Fachanwalt für Erbrecht in Halle informiert: Die Immobilie im Nachlass

Was bei der Bewertung beachtet werden muss

Die Bewertung einer Immobilie ist häufig streitig in Fällen der Geltendmachung oder der Abwehr von Pflichtteilsansprüchen sowie dann, wenn eine zum Nachlass zählende Immobilie durch einen Miterben übernommen werden soll.

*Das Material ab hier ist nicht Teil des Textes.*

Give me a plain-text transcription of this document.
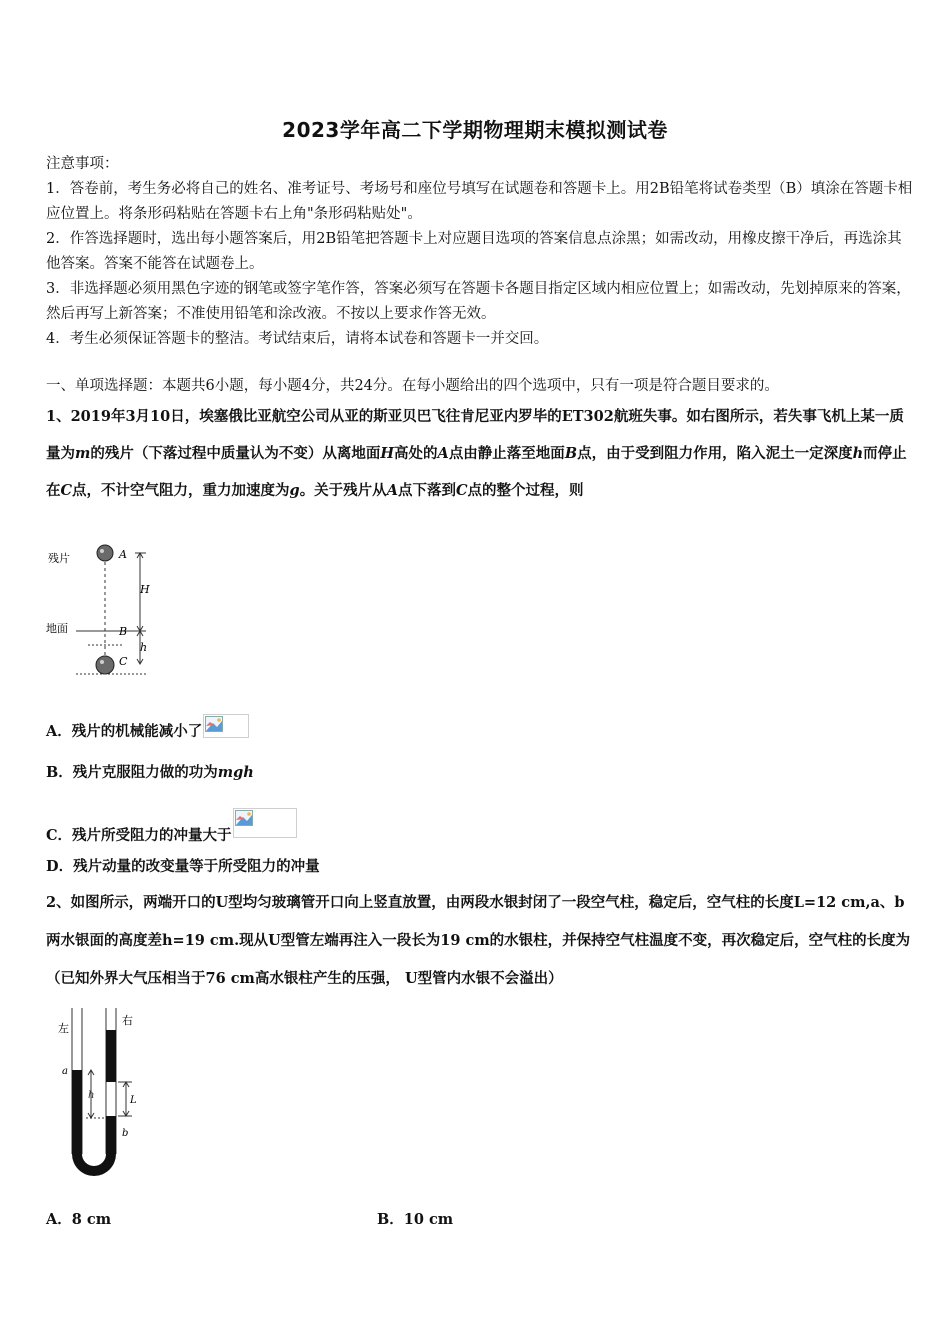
2023学年高二下学期物理期末模拟测试卷

注意事项：

1．答卷前，考生务必将自己的姓名、准考证号、考场号和座位号填写在试题卷和答题卡上。用2B铅笔将试卷类型（B）填涂在答题卡相应位置上。将条形码粘贴在答题卡右上角"条形码粘贴处"。

2．作答选择题时，选出每小题答案后，用2B铅笔把答题卡上对应题目选项的答案信息点涂黑；如需改动，用橡皮擦干净后，再选涂其他答案。答案不能答在试题卷上。

3．非选择题必须用黑色字迹的钢笔或签字笔作答，答案必须写在答题卡各题目指定区域内相应位置上；如需改动，先划掉原来的答案，然后再写上新答案；不准使用铅笔和涂改液。不按以上要求作答无效。

4．考生必须保证答题卡的整洁。考试结束后，请将本试卷和答题卡一并交回。

一、单项选择题：本题共6小题，每小题4分，共24分。在每小题给出的四个选项中，只有一项是符合题目要求的。
1、2019年3月10日，埃塞俄比亚航空公司从亚的斯亚贝巴飞往肯尼亚内罗毕的ET302航班失事。如右图所示，若失事飞机上某一质量为m的残片（下落过程中质量认为不变）从离地面H高处的A点由静止落至地面B点，由于受到阻力作用，陷入泥土一定深度h而停止在C点，不计空气阻力，重力加速度为g。关于残片从A点下落到C点的整个过程，则
残片
地面
A
H
B
h
C
A．残片的机械能减小了
B．残片克服阻力做的功为mgh
C．残片所受阻力的冲量大于
D．残片动量的改变量等于所受阻力的冲量
2、如图所示，两端开口的U型均匀玻璃管开口向上竖直放置，由两段水银封闭了一段空气柱，稳定后，空气柱的长度L=12 cm,a、b两水银面的高度差h=19 cm.现从U型管左端再注入一段长为19 cm的水银柱，并保持空气柱温度不变，再次稳定后，空气柱的长度为（已知外界大气压相当于76 cm高水银柱产生的压强， U型管内水银不会溢出）
左
右
a
h	L
b
A．8 cm	B．10 cm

Grundsätzlich ist hier ein Verkehrswertgutachten zum Stichtag des Todes des Erblassers einzuholen, das den Wert darstellt, der unter normalen Marktbedingungen als Kaufpreis erzielt werden kann. Ein Anspruch darauf, dass der Gutachter ein öffentlich bestellter und vereidigter Gutachter sein muss, besteht nicht. Der Gutachter darf jedoch nicht befangen sein und muss sein Gutachten nach bestem Wissen und Gewissen erstellen. Die Wahl der Bewertungsmethode (Vergleichswert-, Sachwert-, Ertragswertverfahren) steht grundsätzlich im Ermessen des Gutachters. Ein- und Zweifamilienhäuser sollen jedoch vorrangig im Vergleichswert- oder Sachwertverfahren bewertet werden. Der Wert von Mehrfamilienhäusern soll hingegen vorrangig im Ertragswertverfahren festgestellt werden. Landwirtschaftlicher Grundbesitz ist grundsätzlich ebenfalls im Ertragswertverfahren zu bewerten.

Insofern eine Immobilie zeitnah zum Erbfall veräußert wird, ist der tatsächlich erzielte Verkaufspreis nach Rechtsprechung des Bundesgerichtshofes für die Bestimmung des Verkehrswertes maßgeblich. Der Bundesgerichtshof nimmt eine zeitnahe Veräußerung noch bei einem Verkauf bis zu fünf Jahren nach dem Erbfall an.

Probleme bereitet die Bewertung von Miteigentumsanteilen des Erblassers an einer Immobilie. Während der überwiegende Teil der juristischen Literatur für die Bewertung von  Miteigentumsanteilen an Immobilien einen deutlichen Abschlag vom anteilig auf den einzelnen Miteigentümer entfallenden Verkehrswert der Gesamtimmobilie für erforderlich hält, ist der Bundesgerichtshof der Auffassung, dass jedenfalls dann, wenn der Erbe durch den Erbfall zum Alleineigentümer der Immobilie werde, kein Abschlag vorzunehmen sei, weil die Verwertung des ererbten Miteigentumsanteils bei dieser Sachlage problemlos möglich sei. Gründe, die es
rechtfertigen könnten, einen Bewertungsabschlag vorzunehmen, konnte der BGH in einer solchen Konstellation nicht erkennen.

Problematisch ist weiterhin, ob latente Steuern, die bei Veräußerung des Grundbesitzes entstehen, erbrechtlich berücksichtigt werden müssen. Insofern der Wert einzelner Nachlassgegenstände (nur) durch deren Veräußerung realisiert werden kann, hat der Bundesgerichtshof 1962 entschieden, dass es sich in keinem Fall um abzugsfähige Nachlassverbindlichkeiten handeln könne, nimmt hiervon in seiner neueren Rechtsprechung jedoch teilweise wieder Abstand.